Taux d'homicide record, pauvreté en hausse, corruption massive, conflits agraires meurtriers... Le Honduras élit dimanche son nouveau président, qui héritera d'un pays en crise, encore marqué par le renversement en 2009 de l'ancien chef de l'État Manuel Zelaya.

Huit candidats, dont l'épouse du président déchu Xiomara Castro (gauche), se disputent la succession de Porfirio Lobo (conservateur), élu fin 2009 lors d'un scrutin organisé par le pouvoir transitoire qui a pris les rênes du pays après un coup d'État.

Le 9 juin 2009, une coalition composée de militaires, d'hommes politiques conservateurs et d'entrepreneurs renverse au milieu de la nuit le président Zelaya, élu en 2005 sur un programme libéral, mais qui avait ensuite opéré un virage à gauche, se rapprochant notamment du Vénézuélien Hugo Chavez.

Avec environ 27 et 28 % des intentions de vote, selon les sondages, deux candidats mènent la course pour briguer un mandat unique : Mme Castro, du parti Liberté et Refondation, fondé par son époux à son retour d'exil en 2011, et Juan Orlando Hernandez, actuel président du Congrès, candidat du Parti national (droite, au pouvoir).

Partisane d'un «socialisme démocratique à la hondurienne», Xiomara Castro, 54 ans, souhaite convoquer «une assemblée constituante» pour «refonder» le pays et appelle à «la réconciliation» avec les putschistes.

Sa candidature représente la meilleure chance de mettre fin au bipartisme de droite, entrecoupé de gouvernements militaires, qui règne sur le pays depuis plus d'un siècle entre le Parti national et le Parti libéral, représenté par l'avocat Mauricio Villeda (troisième dans les sondages, à 17 %).

Au coude à coude avec Mme Castro, l'avocat et homme d'affaires prospère Juan Hernandez, favorable au coup d'État, joue sur la peur et accuse sa rivale d'être la candidate de la «confrontation».

Adepte de la manière forte, il a fait de la sécurité son principal axe de campagne, suscitant des craintes de dérive «autocratique» jusque dans les rangs des anti-Zelaya.

«Je ferai ce qu'il y a à faire pour combattre la criminalité», a-t-il asséné, prônant malgré les réticences des défenseurs des droits de l'homme le recours à l'armée pour rétablir la sécurité dans un pays affichant le record mondial de 85,5 homicides par an pour 100 000 habitants, selon les chiffres de l'Observatoire de la violence de l'Université nationale.

Violence, pauvreté, impunité

Entre putschistes et légalistes, «les blessures ne sont pas refermées.
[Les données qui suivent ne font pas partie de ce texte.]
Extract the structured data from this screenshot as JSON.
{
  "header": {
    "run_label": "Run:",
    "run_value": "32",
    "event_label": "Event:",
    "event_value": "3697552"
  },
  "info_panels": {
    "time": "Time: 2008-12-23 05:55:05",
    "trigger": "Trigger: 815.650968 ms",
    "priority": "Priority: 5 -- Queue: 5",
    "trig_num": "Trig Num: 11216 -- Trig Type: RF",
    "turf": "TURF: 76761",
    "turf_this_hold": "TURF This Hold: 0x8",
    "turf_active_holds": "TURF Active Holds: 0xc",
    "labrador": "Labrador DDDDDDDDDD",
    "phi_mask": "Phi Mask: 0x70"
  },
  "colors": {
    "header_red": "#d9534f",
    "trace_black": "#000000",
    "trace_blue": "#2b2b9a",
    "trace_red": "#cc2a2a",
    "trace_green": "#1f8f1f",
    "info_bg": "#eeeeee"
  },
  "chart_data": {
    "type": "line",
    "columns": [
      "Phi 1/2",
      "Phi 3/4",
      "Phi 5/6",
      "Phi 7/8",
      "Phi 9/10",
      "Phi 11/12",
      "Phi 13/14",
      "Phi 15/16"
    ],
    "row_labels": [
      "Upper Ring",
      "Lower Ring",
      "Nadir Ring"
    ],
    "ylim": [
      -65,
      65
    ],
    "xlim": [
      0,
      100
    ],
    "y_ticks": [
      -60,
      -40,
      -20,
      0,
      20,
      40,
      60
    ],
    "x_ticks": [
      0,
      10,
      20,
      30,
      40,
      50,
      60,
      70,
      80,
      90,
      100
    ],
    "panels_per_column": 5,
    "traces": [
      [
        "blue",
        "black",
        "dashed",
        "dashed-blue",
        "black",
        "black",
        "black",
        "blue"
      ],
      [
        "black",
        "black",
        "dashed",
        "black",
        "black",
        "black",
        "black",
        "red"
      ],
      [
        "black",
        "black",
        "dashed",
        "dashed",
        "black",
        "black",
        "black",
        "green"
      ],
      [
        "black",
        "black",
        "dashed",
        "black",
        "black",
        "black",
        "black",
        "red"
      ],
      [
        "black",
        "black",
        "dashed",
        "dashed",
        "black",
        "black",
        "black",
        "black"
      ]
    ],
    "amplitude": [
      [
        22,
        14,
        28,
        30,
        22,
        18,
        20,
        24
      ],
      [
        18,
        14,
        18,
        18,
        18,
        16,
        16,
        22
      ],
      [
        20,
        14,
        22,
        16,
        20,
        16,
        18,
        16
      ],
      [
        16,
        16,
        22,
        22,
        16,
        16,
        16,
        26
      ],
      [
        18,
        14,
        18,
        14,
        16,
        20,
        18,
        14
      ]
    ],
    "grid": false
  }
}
Ma peur est que si les élections ne sont pas transparentes et légitimes, (les plaies) saignent à nouveau», indique à l'AFP Adan Palacios, de l'ONG locale Monitor Electoral.

À la violence, due notamment au narcotrafic et aux activités des «maras» - des gangs criminels se livrant à divers trafics et aux extorsions dont les membres sont identifiables à leurs nombreux tatouages - s'ajoutent la pauvreté qui touche plus de 70 % des 8,4 millions de Honduriens, et le chômage (40 %), rapporte l'ONG Forum social de la dette extérieure.

Des chercheurs du Centre américain d'investigation économique et politique (CEPR) ont dévoilé début novembre un rapport intitulé «Le Honduras depuis le coup d'État», soulignant la détérioration des indices sociaux après 2009.

L'entrepreneur Adolfo Facussé, président de l'Association nationale des industries (ANDI), a qualifié de «désastre» la gestion du sortant Porfirio Lobo, faisant même part de son soutien à Mme Castro, malgré son appui au renversement de son mari.

Le futur président devra également gérer la situation dans la vallée de l'Aguan (nord-est), où une centaine de petits paysans ont trouvé la mort depuis quatre ans dans des affrontements avec des milices privées aux ordres de grands propriétaires terriens.

«L'impunité au Honduras est endémique», regrette l'organisation Amnistie Internationale dans un courrier envoyé aux huit candidats pour s'inquiéter des constantes violations des droits de l'homme touchant également journalistes, humanitaires et avocats.

Pour Adan Palacions, «la faiblesse institutionnelle est la cause de tous (les maux). La crise (née) du coup d'État n'est pas résolue», insiste-t-il.

Les 5,4 millions de Honduriens appelés aux urnes dimanche pour cette présidentielle à un tour devront également désigner leurs 128 députés et renouveler les 298 conseils municipaux du pays, sous l'oeil d'observateurs étrangers, notamment envoyés par l'Union européenne.